Par lettre du 4 décembre 2023, M. [F] a saisi la commission de recours amiable ([10]) de la [8] en contestation du bien fondé de cette créance laquelle a, par décision du 17 janvier 2024, rejeté son recours.
Par requête, reçue au greffe le 10 avril 2024, M. [F] a saisi le service du contentieux social du tribunal judiciaire de Bobigny en contestation de la décision de la commission de recours amiable.
A défaut de conciliation, l’affaire a été appelée à l’audience du 25 novembre 2024, date à laquelle elle a fait l’objet d’un renvoi puis appelée et retenue à l’audience du 22 janvier 2025, date à laquelle les parties, présentes ou représentées, ont été entendues en leurs observations.
M. [F], comparant à l’audience, soutient les termes de sa requête et demande au tribunal d’annuler la créance objet de la mise en demeure notifiée le 4 octobre 2023.
Il soutient qu’il a toujours donné les justificatifs à l’assurance maladie et ne doit donc pas être tenu pour responsable des éventuelles erreurs de calcul de la caisse.
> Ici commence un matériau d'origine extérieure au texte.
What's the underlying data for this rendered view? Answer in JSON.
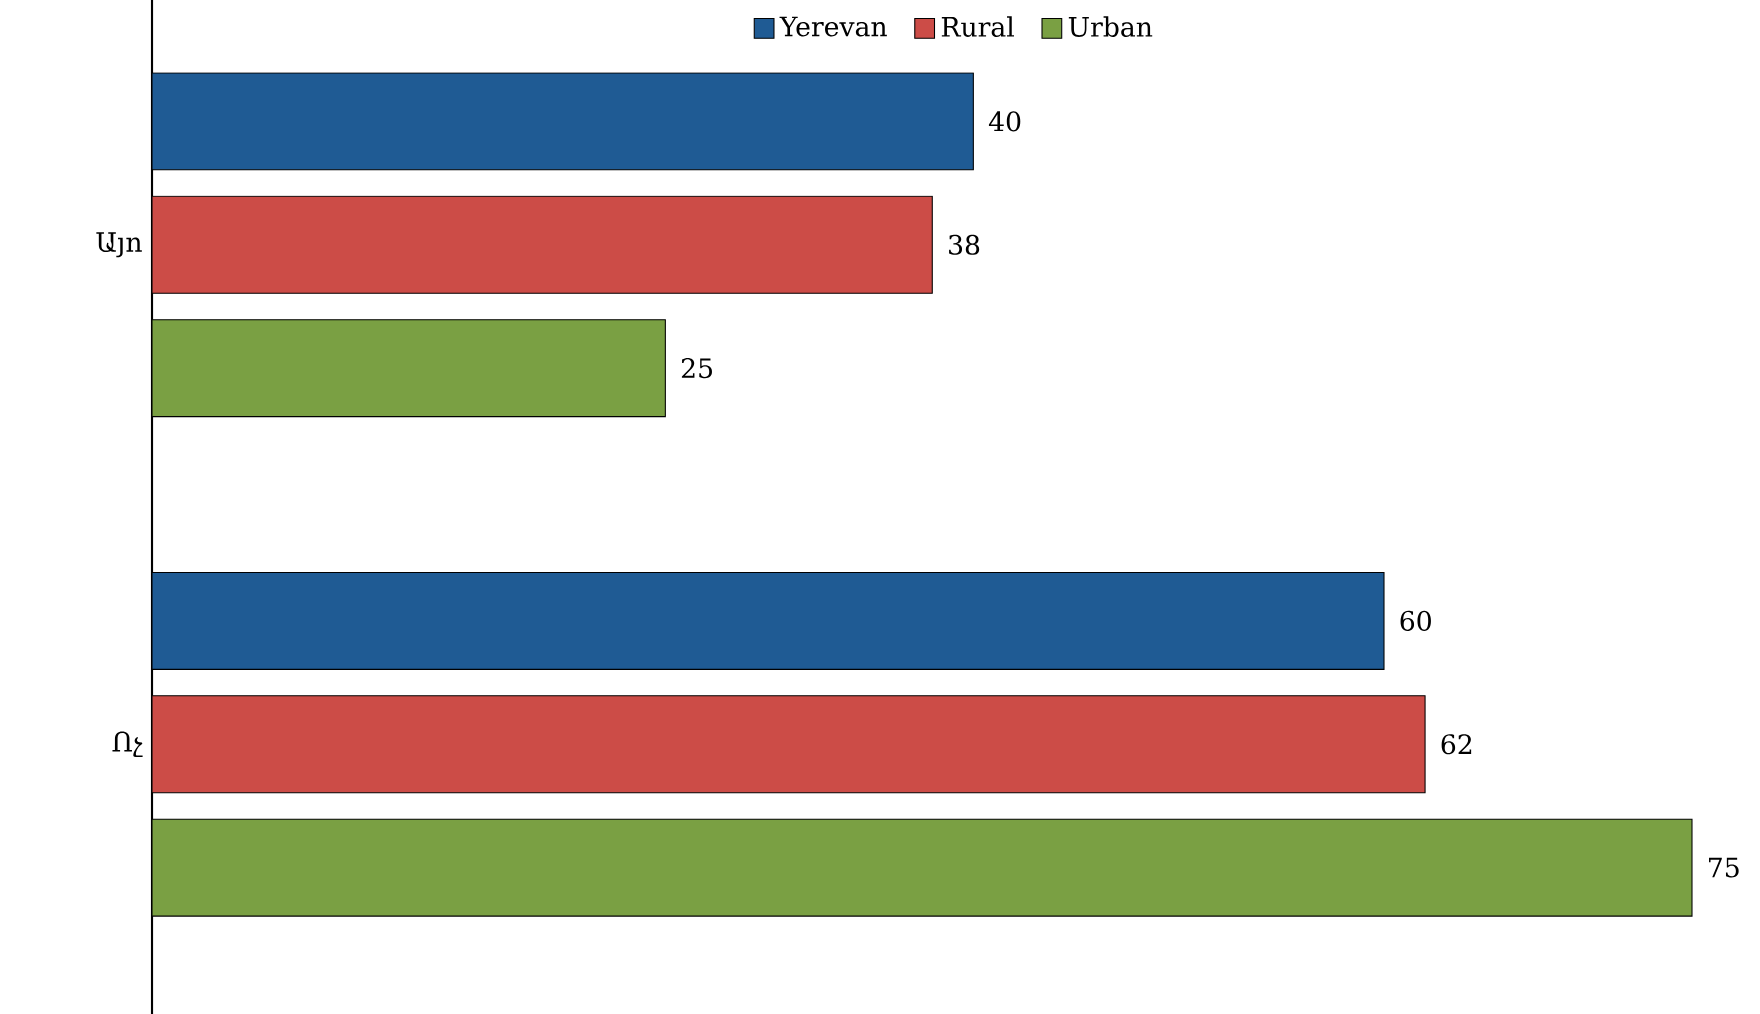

Il ajoute que la [8] retient pour le mois de septembre 2019 une absence au travail injustifiée alors qu’il se trouvait en congé sans solde de sorte que le calcul de l’indu est erroné.
Par conclusions en défense déposées et soutenues oralement à l’audience, la [9], représentée par son conseil, demande au tribunal de : - déclarer que sa créance d’un montant de 2189,60 euros est bien fondée à l’égard de M. [F], - confirmer et déclarer bien fondée la décision de la commission de recours amiable, - condamner à titre reconventionnel M. [F] à lui payer la somme de 2189,60 euros au titre des indemnités journalières versées à tort et de rejeter ses demandes.
La [8] fait valoir que la caisse a versé à tort à M. [F] des indemnités journalières entre le 20 septembre 2022 et le 29 juin 2023 sur la base d’un taux de 25,16 euros au lieu de 16,77 euros nécessitant une régularisation de trop perçu à hauteur de 2189,60 euros. Elle se réfère au détail du mode de calcul de l’indemnité journalière réalisé par la commission de recours amiable dans sa décision de rejet et produit les images de décomptes correspondantes.
Pour un plus ample exposé des moyens et prétentions des parties, le tribunal, conformément à l’article 455 du code de procédure civile, renvoie aux conclusions de celles-ci
L’affaire a été mise en délibéré au 5 mars 2025.
MOTIFS DE LA DÉCISION
Sur la contestation de l’indu
Aux termes de l’article 1302 du code civil : “tout paiement suppose une dette ; ce qui a été reçu sans être dû est sujet à restitution.” L’article 1302-1 du même code précise que “celui qui reçoit par erreur ou sciemment ce qui ne lui est pas dû doit le restituer à celui de qui il l’a indûment reçu”.
Aux termes de l’article 1353 du même code, “celui qui réclame l'exécution d'une obligation doit la prouver.” Conformément à l’article 1358 du même code, cette preuve peut être rapportée par tout moyen.
Selon l’article 9 du code de procédure civile, il incombe à chaque partie de prouver conformément à la loi les faits nécessaires au succès de sa prétention.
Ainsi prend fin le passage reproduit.